My love for this city began when I was around five years old. My parents brought me to see The Lion King on Broadway, which was a pretty big deal for 5-year-old me considering we lived in the isolated borough of Staten Island. While I’m sure the show was great, I don’t remember anything about it aside from the cookie I ate while watching (which was not to my liking). I do, however, remember the trip there. Watching the shiny subway cars speed past was an incredible experience for me. I enjoyed riding them ever more so, as feeling the train car bump around and watching lights whiz by through the windows was a lot of fun. I still enjoy riding the subway today, and whenever I have the chance to get on the first car, I’ll look out the front window as the tunnel rushes by us.

Once I started making more frequent trips into the city, I realized pretty quickly that the subways, not the taxis, were the real symbols of the city. Like Manhattan’s heart, the subway system pushes people to all of its corners; each train is like a heartbeat. If you really want to get around in the city, you’ll take a train, not a taxi.
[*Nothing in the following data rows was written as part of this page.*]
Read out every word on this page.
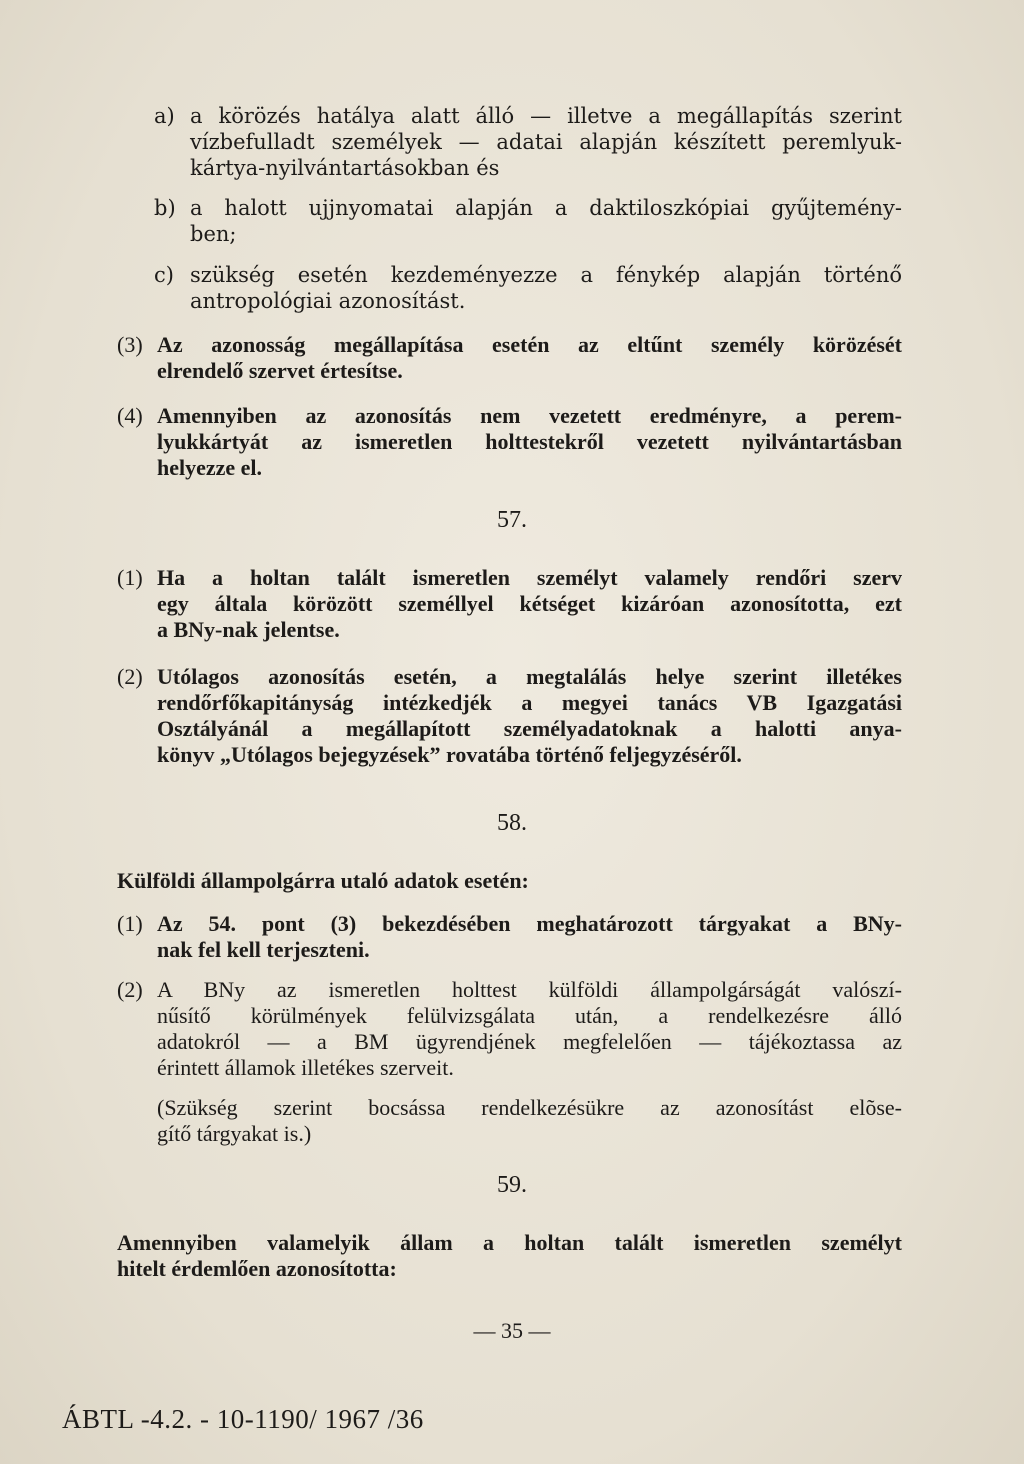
a) a körözés hatálya alatt álló — illetve a megállapítás szerint
vízbefulladt személyek — adatai alapján készített peremlyuk-
kártya-nyilvántartásokban és
b) a halott ujjnyomatai alapján a daktiloszkópiai gyűjtemény-
ben;
c) szükség esetén kezdeményezze a fénykép alapján történő
antropológiai azonosítást.
(3) Az azonosság megállapítása esetén az eltűnt személy körözését
elrendelő szervet értesítse.
(4) Amennyiben az azonosítás nem vezetett eredményre, a perem-
lyukkártyát az ismeretlen holttestekről vezetett nyilvántartásban
helyezze el.
57.
(1) Ha a holtan talált ismeretlen személyt valamely rendőri szerv
egy általa körözött személlyel kétséget kizáróan azonosította, ezt
a BNy-nak jelentse.
(2) Utólagos azonosítás esetén, a megtalálás helye szerint illetékes
rendőrfőkapitányság intézkedjék a megyei tanács VB Igazgatási
Osztályánál a megállapított személyadatoknak a halotti anya-
könyv „Utólagos bejegyzések” rovatába történő feljegyzéséről.
58.
Külföldi állampolgárra utaló adatok esetén:
(1) Az 54. pont (3) bekezdésében meghatározott tárgyakat a BNy-
nak fel kell terjeszteni.
(2) A BNy az ismeretlen holttest külföldi állampolgárságát valószí-
nűsítő körülmények felülvizsgálata után, a rendelkezésre álló
adatokról — a BM ügyrendjének megfelelően — tájékoztassa az
érintett államok illetékes szerveit.
(Szükség szerint bocsássa rendelkezésükre az azonosítást elõse-
gítő tárgyakat is.)
59.
Amennyiben valamelyik állam a holtan talált ismeretlen személyt
hitelt érdemlően azonosította:
— 35 —
ÁBTL -4.2. - 10-1190/ 1967 /36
The subway is even representative of the many connections and opportunities available here. Just like you never know who you’ll connect with when you work or study here, you never know who you’ll get on a train with. Though many of us are antisocial, there are hundreds of people to meet just on a morning commute, none of them the same as yesterday. Places, too, are new connections that you might otherwise never make. I sometimes get off earlier or later than my stop, just to explore and find new things, people, and experiences.

In a way, I love the subways just as much as the city itself. They represent connectedness and possibilities of the city they sustain.